One way of going about it is to look at real GDP in FY20 which is to be around Rs 140-150 lakh crore. Assuming 300 working days we can be looking at Rs 45-50,000 cr of daily output which can potentially be lost due to shutdowns. Assuming 80% is lost while 20% still functions, there could be something like Rs 35-40000 cr of GDP lost every day. The 21 days lockout spills over to FY21 with 14 days going into the next year. Hence the total loss which can potentially be in the region of Rs 6.3-7.2 lkh crore assuming 18 working days will be split across the two years. With 2/3 of the impact being passed on to the Q1, the loss can be in the region of Rs 4.2- Rs 4.8 lkh crore. This can potentially lead to a de-growth in GDP in Q1 under ceteris paribus conditions where it is assumed that there is no or low growth in the subsequent period.

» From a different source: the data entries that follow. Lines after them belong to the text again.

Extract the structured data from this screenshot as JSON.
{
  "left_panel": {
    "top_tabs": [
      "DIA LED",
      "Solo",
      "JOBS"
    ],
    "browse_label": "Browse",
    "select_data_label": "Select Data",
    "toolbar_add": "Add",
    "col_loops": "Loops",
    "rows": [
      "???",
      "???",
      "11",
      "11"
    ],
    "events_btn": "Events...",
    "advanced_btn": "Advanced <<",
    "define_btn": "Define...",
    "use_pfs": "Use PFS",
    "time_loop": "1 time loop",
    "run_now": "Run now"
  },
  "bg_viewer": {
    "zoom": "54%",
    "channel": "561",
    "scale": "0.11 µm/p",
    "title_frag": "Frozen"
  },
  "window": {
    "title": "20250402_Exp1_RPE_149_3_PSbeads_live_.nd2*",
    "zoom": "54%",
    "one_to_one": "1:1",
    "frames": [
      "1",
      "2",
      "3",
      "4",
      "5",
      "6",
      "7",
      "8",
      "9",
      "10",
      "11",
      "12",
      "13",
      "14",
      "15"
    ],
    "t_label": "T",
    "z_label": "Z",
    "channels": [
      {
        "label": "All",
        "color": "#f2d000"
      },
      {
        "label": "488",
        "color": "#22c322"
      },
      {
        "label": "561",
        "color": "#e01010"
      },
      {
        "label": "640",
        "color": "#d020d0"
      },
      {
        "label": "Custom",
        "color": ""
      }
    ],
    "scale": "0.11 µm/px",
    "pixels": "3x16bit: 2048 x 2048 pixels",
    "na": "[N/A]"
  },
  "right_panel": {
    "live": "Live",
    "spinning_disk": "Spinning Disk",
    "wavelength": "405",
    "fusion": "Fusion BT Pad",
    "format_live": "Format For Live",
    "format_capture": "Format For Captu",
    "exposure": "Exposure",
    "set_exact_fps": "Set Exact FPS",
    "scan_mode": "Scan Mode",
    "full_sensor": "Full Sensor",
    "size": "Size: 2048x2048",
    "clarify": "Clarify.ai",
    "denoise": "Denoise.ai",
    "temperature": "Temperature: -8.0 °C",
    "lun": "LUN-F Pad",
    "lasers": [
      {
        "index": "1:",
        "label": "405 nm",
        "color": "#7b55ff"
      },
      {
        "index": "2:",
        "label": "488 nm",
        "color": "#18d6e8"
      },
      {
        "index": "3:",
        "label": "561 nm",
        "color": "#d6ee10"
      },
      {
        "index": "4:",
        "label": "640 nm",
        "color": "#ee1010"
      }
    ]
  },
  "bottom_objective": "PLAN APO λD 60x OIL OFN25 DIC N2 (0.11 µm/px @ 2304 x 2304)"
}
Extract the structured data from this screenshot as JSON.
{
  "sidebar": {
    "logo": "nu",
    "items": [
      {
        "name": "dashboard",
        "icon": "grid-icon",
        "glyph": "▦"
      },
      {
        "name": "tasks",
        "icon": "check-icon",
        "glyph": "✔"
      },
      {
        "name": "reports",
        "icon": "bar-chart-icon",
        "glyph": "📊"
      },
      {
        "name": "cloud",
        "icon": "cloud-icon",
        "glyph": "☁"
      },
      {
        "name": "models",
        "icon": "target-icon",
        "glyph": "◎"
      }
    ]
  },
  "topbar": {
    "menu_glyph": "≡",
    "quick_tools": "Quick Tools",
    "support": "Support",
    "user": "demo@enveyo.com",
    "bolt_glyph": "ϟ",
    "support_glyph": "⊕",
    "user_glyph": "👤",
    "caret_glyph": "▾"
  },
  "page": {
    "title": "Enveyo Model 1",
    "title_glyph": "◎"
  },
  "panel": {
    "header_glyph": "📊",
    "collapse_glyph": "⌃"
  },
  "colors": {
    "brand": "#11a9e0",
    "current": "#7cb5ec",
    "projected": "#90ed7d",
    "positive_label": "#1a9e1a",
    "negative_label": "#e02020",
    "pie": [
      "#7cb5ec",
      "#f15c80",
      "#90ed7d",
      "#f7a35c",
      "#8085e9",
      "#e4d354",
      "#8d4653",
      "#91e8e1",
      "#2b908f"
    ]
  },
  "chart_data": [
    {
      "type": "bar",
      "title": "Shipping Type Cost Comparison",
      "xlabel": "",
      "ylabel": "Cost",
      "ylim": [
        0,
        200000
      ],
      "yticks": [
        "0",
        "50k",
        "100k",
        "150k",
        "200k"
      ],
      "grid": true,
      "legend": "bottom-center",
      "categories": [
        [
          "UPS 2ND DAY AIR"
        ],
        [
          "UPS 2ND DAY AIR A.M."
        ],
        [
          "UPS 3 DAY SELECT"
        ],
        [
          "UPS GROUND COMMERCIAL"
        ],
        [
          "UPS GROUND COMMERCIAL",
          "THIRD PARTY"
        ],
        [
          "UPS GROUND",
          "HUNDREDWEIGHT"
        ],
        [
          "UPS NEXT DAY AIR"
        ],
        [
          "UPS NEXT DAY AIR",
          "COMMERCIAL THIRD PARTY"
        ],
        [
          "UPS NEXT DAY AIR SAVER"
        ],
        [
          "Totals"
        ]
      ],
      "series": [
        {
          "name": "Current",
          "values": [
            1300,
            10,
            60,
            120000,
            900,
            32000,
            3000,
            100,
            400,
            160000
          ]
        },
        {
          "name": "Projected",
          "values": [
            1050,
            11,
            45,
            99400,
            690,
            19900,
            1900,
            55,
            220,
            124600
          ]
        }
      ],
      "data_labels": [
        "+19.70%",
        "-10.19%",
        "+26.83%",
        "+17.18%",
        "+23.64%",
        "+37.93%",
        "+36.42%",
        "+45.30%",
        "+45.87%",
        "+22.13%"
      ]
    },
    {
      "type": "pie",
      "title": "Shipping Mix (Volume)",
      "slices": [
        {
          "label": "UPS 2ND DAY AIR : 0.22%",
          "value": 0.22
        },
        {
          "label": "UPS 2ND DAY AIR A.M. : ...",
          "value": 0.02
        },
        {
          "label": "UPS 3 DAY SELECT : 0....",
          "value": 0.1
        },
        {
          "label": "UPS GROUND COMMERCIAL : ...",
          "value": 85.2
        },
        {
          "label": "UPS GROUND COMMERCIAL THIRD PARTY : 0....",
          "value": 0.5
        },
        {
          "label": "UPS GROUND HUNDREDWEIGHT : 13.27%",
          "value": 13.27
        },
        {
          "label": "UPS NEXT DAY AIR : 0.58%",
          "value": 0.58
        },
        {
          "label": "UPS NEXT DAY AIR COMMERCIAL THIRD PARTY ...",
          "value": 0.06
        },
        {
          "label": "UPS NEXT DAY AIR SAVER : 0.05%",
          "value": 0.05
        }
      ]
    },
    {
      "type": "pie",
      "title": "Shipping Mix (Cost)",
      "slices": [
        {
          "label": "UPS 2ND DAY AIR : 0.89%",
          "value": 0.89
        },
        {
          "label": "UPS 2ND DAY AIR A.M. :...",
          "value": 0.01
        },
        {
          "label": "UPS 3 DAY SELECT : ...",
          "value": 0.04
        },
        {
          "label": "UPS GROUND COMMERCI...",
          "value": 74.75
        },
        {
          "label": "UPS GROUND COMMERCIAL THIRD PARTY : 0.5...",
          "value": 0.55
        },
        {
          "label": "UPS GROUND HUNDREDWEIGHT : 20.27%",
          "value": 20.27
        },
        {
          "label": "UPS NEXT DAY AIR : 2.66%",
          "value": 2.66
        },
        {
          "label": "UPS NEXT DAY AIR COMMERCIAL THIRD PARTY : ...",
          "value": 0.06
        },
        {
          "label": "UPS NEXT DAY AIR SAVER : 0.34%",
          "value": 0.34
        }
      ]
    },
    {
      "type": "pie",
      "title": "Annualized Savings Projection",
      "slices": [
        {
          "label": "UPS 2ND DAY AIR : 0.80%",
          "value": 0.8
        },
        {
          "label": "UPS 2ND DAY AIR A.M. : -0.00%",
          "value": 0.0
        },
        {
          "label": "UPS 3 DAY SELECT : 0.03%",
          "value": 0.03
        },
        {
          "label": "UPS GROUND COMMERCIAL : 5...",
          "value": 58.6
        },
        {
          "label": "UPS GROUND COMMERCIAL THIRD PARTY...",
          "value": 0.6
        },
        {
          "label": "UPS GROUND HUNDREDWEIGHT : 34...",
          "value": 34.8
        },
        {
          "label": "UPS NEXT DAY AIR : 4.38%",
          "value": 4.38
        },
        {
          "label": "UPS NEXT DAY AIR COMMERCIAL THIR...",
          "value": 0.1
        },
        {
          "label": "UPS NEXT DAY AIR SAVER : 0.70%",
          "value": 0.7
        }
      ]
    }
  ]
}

Last year GDP was Rs 35.5 lkh crore in Q1, which at a modest 6% growth meant increase of Rs 2.13 lkh crore in this quarter. Now with a fall of Rs 4.2-4.8 lkh crore, there would have to be a lot of recouping to be done to escape the negative growth trap. This has to happen in the next 10 weeks following the shutdown. There would be the limitation however of all sectors not getting back on rails with specific industries like pharma, FMCG probably showing acceleration. While entertainment may pick up due to pent up demand, travel, tourism and hotels would come back on track with a hiatus. More importantly reverse migration of all those who left their jobs due to the shutdown would take time which could be at least a month.

An optimistic picture would mean recouping of losses and further an increase of not more than 3% growth that can hold only in case the lockdown ends on 14th April and normalcy returns. Two sectors that have to aggressively drive this recovery have to be the government with frontloading of expenditure and the banking sector which would be involved in augmenting credit to all the sectors that require funding so that they are able to recover. Growth could be lower at 1.5-2% if this does not happen.

This may still look difficult and is this is the extremely best case scenario. Quite clearly the infection pattern would need observation as it is only when the incremental cases plateau would the lockdown be removed. We are also assuming that the cash transfers announced by states would actually work immediately to ensure that demand for food remains stable (which may not be the case). There are also several schemes announced by centre and states which if they fructify can reverse the Rs 4.8 lkh crore of GDP loss through compensatory measures. However, production of essential goods needs to be back on track, which is not the case now given the ambivalence in the communication made at the top and the receipt of the same at the ground level.

What does this mean for Q4-FY20? GDP in real terms was to increase by Rs 1.74 lkh crore in Q4 i.e. by 4.7%. Based on the above estimate, the loss could be above this amount unless there was very strong growth in the first two months. While growth may not be negative, it could go down to 1.5-2.5% in Q4 as the usual ramping up of production due to the March-end phenomenon could not be implemented due to the shutdown.